Viet Cong bombing in Vietnam (1965)

The Viet Cuong Hotel in Qui Nhơn was bombed by the Viet Cong on the evening of 10 February 1965, during the Vietnam War. Viet Cong (VC) operatives detonated explosive charges causing the entire building to collapse. The operation killed 23 U.S. servicemen, seven Vietnamese civilians, and two of the VC attackers.

==Background==
The four-storey Khách Sạn Viet Cuong or Viet Cuong Hotel ("Strength of Vietnam") was used as a U.S. Army enlisted men's billet in the city of Qui Nhơn. Many of the 60 men billeted there came from the 140th Transportation Detachment (Cargo Helicopter Field Maintenance) who provided maintenance support for the 117th Assault Helicopter Company based at Qui Nhơn Airfield.

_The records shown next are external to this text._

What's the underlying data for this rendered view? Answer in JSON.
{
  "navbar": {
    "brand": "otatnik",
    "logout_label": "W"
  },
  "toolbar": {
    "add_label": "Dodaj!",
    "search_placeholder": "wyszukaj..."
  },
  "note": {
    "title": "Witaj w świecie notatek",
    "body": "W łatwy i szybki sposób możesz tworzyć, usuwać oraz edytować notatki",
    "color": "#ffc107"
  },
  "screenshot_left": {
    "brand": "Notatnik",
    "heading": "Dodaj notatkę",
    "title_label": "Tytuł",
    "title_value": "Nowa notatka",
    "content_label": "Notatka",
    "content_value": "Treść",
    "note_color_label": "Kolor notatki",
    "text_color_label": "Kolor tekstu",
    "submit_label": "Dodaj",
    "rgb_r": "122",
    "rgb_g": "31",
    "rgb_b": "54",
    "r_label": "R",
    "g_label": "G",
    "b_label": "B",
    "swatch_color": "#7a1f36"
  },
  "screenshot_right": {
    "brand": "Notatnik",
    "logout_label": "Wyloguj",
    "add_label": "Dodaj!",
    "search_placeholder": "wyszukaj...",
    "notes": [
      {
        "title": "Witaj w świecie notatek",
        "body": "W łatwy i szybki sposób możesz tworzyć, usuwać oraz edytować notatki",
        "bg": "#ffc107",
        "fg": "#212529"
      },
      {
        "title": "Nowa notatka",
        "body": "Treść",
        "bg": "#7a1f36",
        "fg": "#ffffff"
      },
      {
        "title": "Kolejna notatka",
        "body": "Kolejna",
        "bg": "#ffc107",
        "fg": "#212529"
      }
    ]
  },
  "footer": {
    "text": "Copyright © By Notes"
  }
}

Following the VC Attack on Camp Holloway on 6–7 February 1965, the U.S. and South Vietnamese launched Operation Flaming Dart, a series of retaliatory airstrikes against North Vietnam. In retaliation for the Flaming Dart attacks the VC immediately planned to hit another U.S. target.

==Explosion==
At 20:05 the VC began their assault on the hotel, while two VC were killed by machine-gun fire by a U.S. sentry on the hotel roof; VC killed the South Vietnamese guards posted outside the building and placed satchel charges at the main door. A 100-pound plastic charge was detonated next to the staircase which provided the main structural support for the building. The explosion caused the entire hotel to pancake to the ground. 21 members of the 140th Transportation Detachment were killed as were two other soldiers and seven Vietnamese civilians.

==Aftermath==
Following this attack President Johnson ordered Operation Flaming Dart II. All U.S. dependents in South Vietnam were returned to the U.S.